Hi Stan Community,
I’m trying to use reduce_sum
in my Stan model to parallelize computations across multiple threads. While the model runs without errors, I noticed in the Mac Activity Monitor that each chain only uses 1 thread, even though I configured threads_per_chain
to be 4
and set STAN_NUM_THREADS=4
. I’m using a MacBook Pro 2021, M1 Pro, 16 GB Ram, 8 CPU, Sequoia 15.2, CmdStan 2.32.1, CmdStanPy 1.1.0.
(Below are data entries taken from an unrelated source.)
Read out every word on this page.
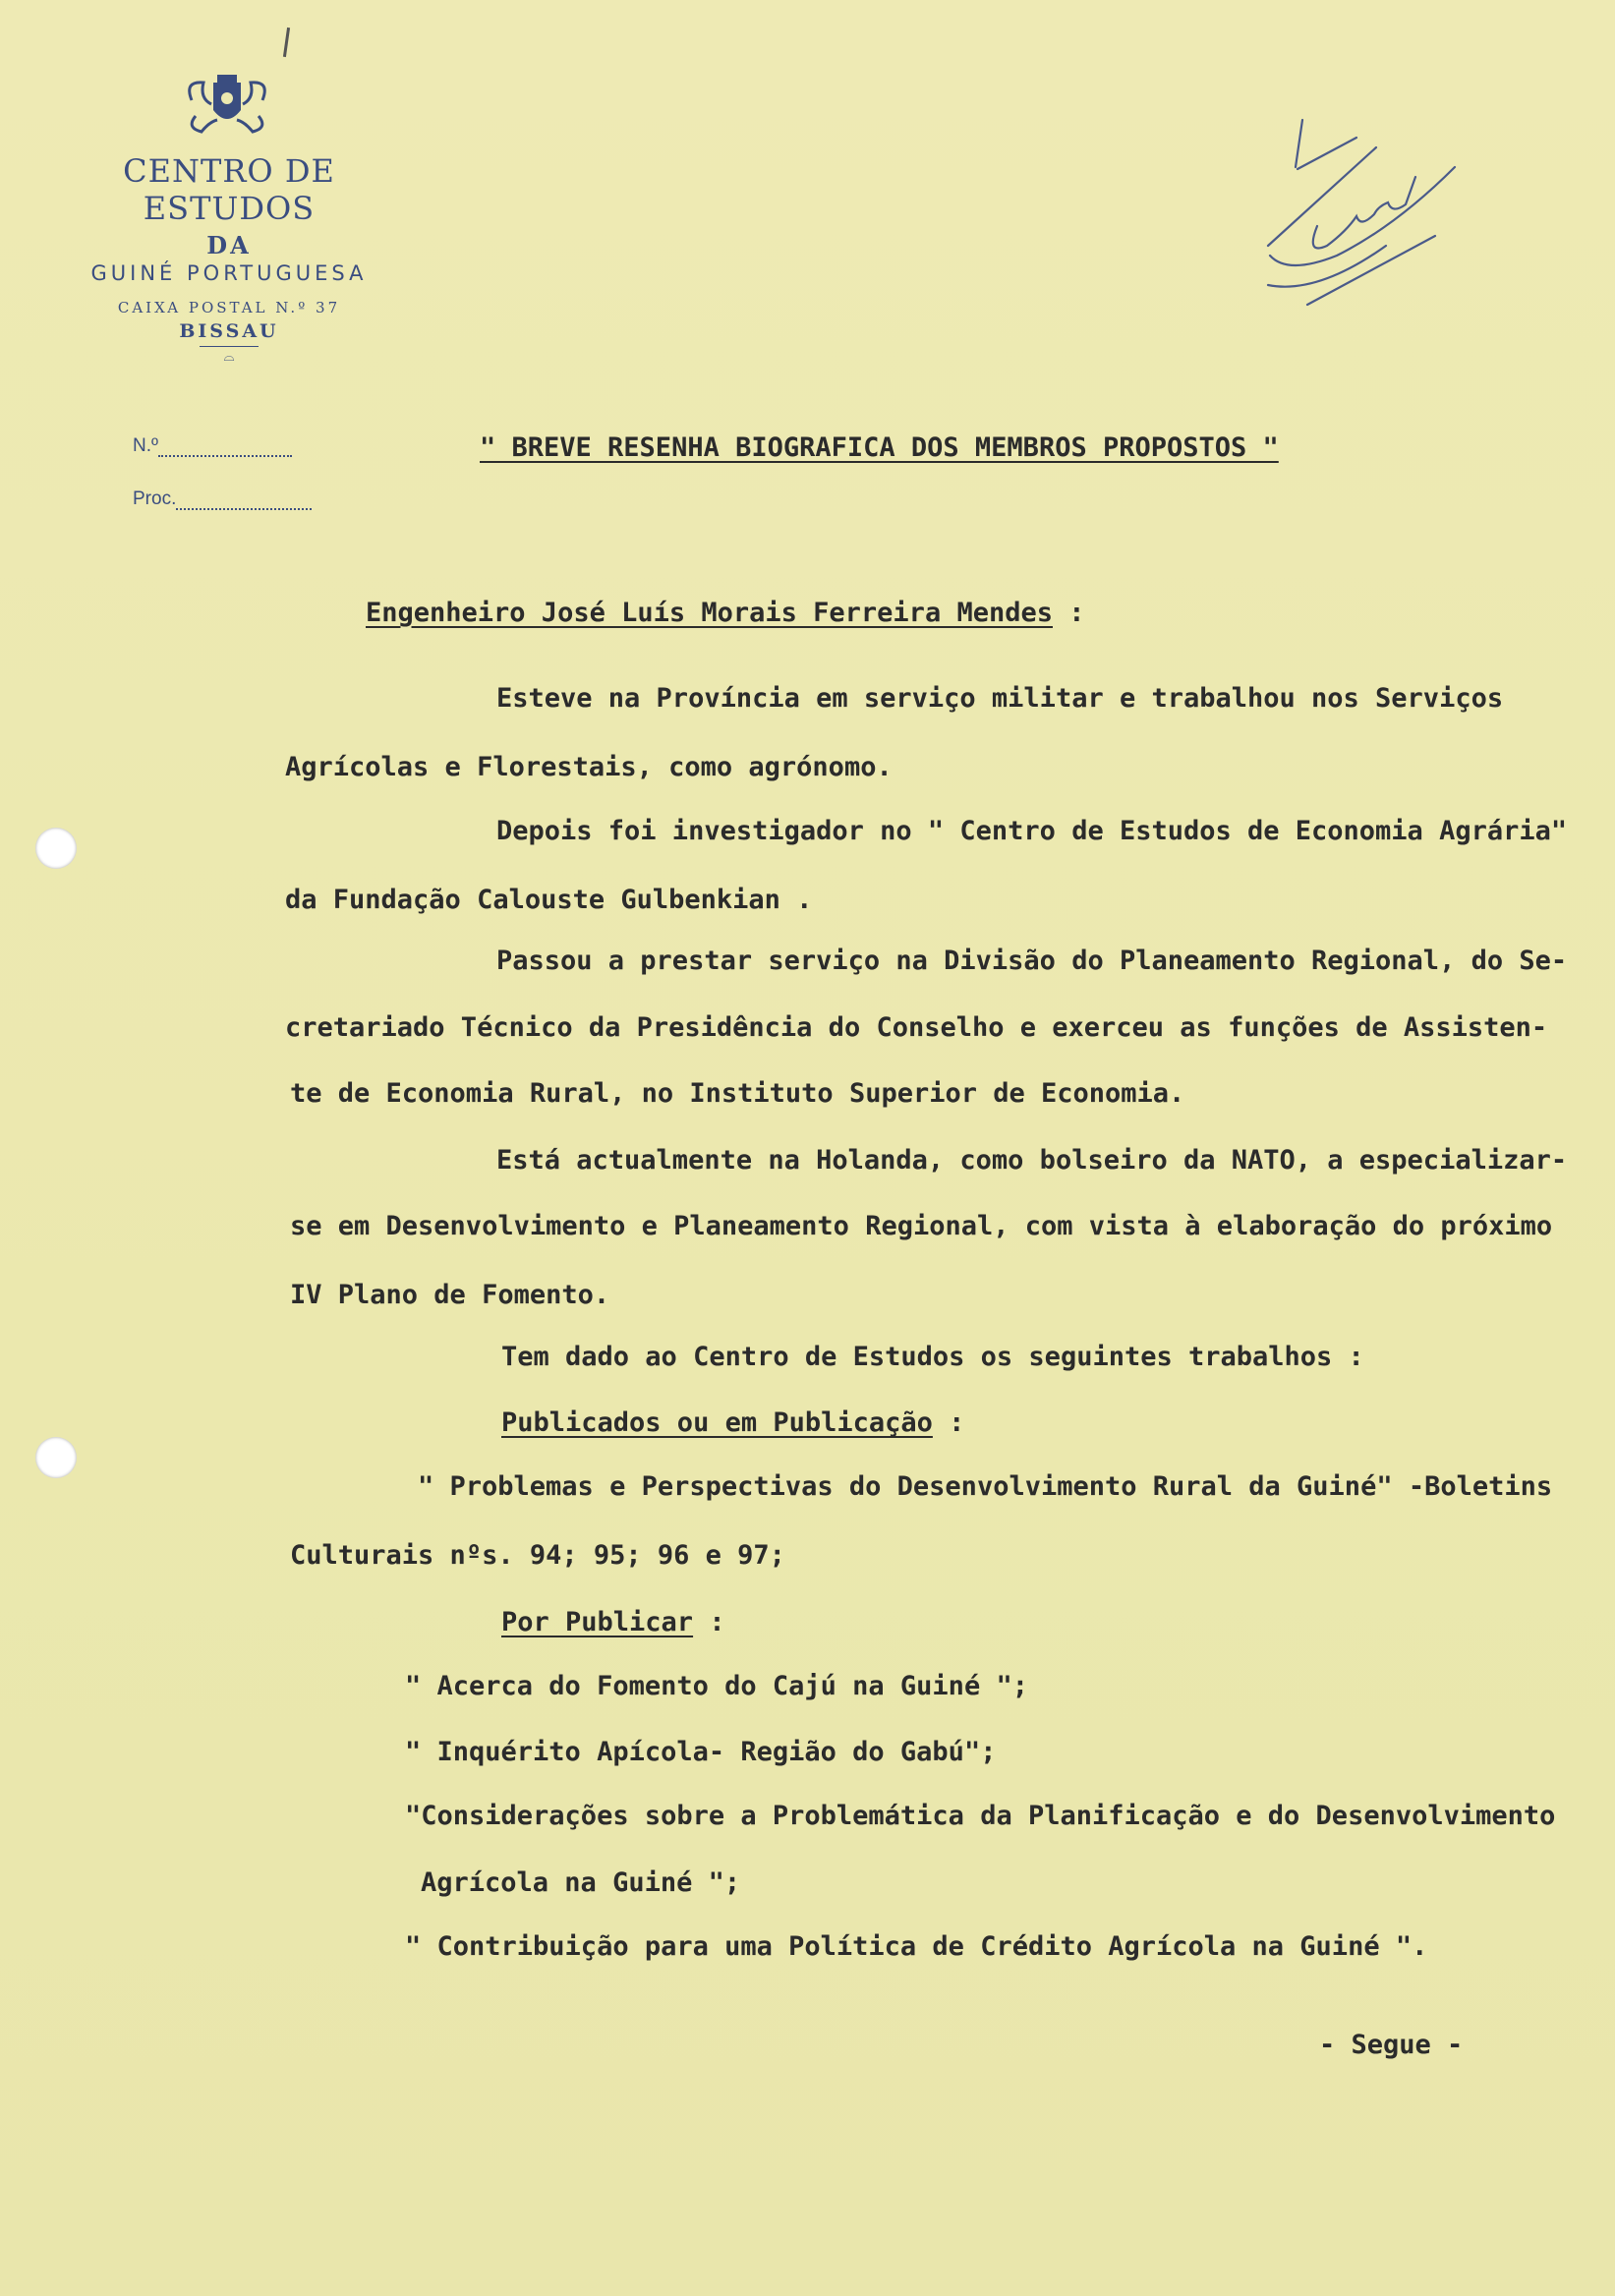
CENTRO DE ESTUDOS
DA
GUINÉ PORTUGUESA
CAIXA POSTAL N.º 37
BISSAU
⌓
N.º
Proc.
" BREVE RESENHA BIOGRAFICA DOS MEMBROS PROPOSTOS "
Engenheiro José Luís Morais Ferreira Mendes :
Esteve na Província em serviço militar e trabalhou nos Serviços
Agrícolas e Florestais, como agrónomo.
Depois foi investigador no " Centro de Estudos de Economia Agrária"
da Fundação Calouste Gulbenkian .
Passou a prestar serviço na Divisão do Planeamento Regional, do Se-
cretariado Técnico da Presidência do Conselho e exerceu as funções de Assisten-
te de Economia Rural, no Instituto Superior de Economia.
Está actualmente na Holanda, como bolseiro da NATO, a especializar-
se em Desenvolvimento e Planeamento Regional, com vista à elaboração do próximo
IV Plano de Fomento.
Tem dado ao Centro de Estudos os seguintes trabalhos :
Publicados ou em Publicação :
" Problemas e Perspectivas do Desenvolvimento Rural da Guiné" -Boletins
Culturais nºs. 94; 95; 96 e 97;
Por Publicar :
" Acerca do Fomento do Cajú na Guiné ";
" Inquérito Apícola- Região do Gabú";
"Considerações sobre a Problemática da Planificação e do Desenvolvimento
Agrícola na Guiné ";
" Contribuição para uma Política de Crédito Agrícola na Guiné ".
- Segue -
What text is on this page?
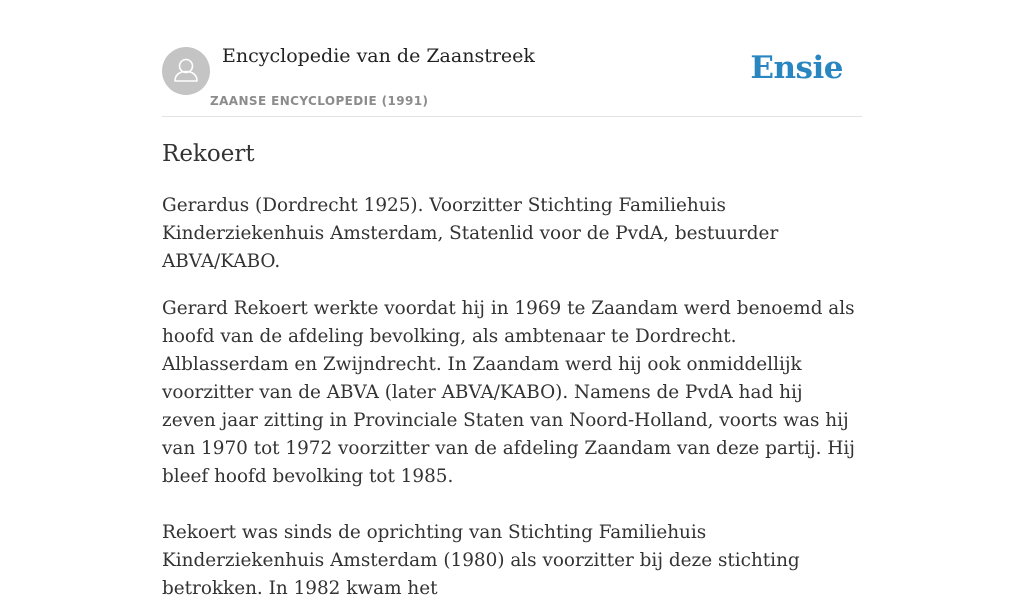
Encyclopedie van de Zaanstreek
ZAANSE ENCYCLOPEDIE (1991)
Ensie
Rekoert

Gerardus (Dordrecht 1925). Voorzitter Stichting Familiehuis Kinderziekenhuis Amsterdam, Statenlid voor de PvdA, bestuurder ABVA/KABO.

Gerard Rekoert werkte voordat hij in 1969 te Zaandam werd benoemd als hoofd van de afdeling bevolking, als ambtenaar te Dordrecht. Alblasserdam en Zwijndrecht. In Zaandam werd hij ook onmiddellijk voorzitter van de ABVA (later ABVA/KABO). Namens de PvdA had hij zeven jaar zitting in Provinciale Staten van Noord-Holland, voorts was hij van 1970 tot 1972 voorzitter van de afdeling Zaandam van deze partij. Hij bleef hoofd bevolking tot 1985.

Rekoert was sinds de oprichting van Stichting Familiehuis Kinderziekenhuis Amsterdam (1980) als voorzitter bij deze stichting betrokken. In 1982 kwam het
Here is the setup and code I’m using:
- bernoulli_reduce_sum.stan
functions {
real partial_sum(array[] int y_slice, int start, int end, real theta) {
return bernoulli_lpmf(y_slice | theta);
}
}
data {
int<lower=0> N;
int<lower=0, upper=1> y[N];
}
transformed data {
int grainsize = 1;
}
parameters {
real<lower=0, upper=1> theta;
}
model {
theta ~ beta(1,1); // uniform prior on interval 0,1
target += reduce_sum(partial_sum, y, grainsize, theta);
}
- Python Code
from cmdstanpy import CmdStanModel
# Set the number of threads
os.environ['STAN_NUM_THREADS'] = '4' # 4 threads per chain
# Paths to Stan model and data
stan_file = 'models/examples/bernoulli/bernoulli_reduce_sum.stan'
data_file = 'models/examples/bernoulli/bernoulli.data.json'
# Compile the model
model = CmdStanModel(stan_file=stan_file)
# Here I tried with the 'STAN_THREADS = True', but only run one CPU with a lot of threads.
# model = CmdStanModel(stan_file=stan_file_reduce_sum, cpp_options={"STAN_THREADS": True}, compile="force")
# Run sampling with multi-threading
fit = model.sample(
data=data_file,
chains=4, # Number of parallel chains
parallel_chains=4, # Each chain runs in its own process
threads_per_chain=4 # Number of threads per chain
)
The problem is in Mac Activity Monitor is shown that only 4 cores are used, and, when the STAN_THREADS=True parameter is set, it uses only 1 core, with 8 threads but is slower that the original run. The expected behaviour is to have all 8 cores running 8 chains, and each core, with 4 threads, is it really possible?
Thanks a lot!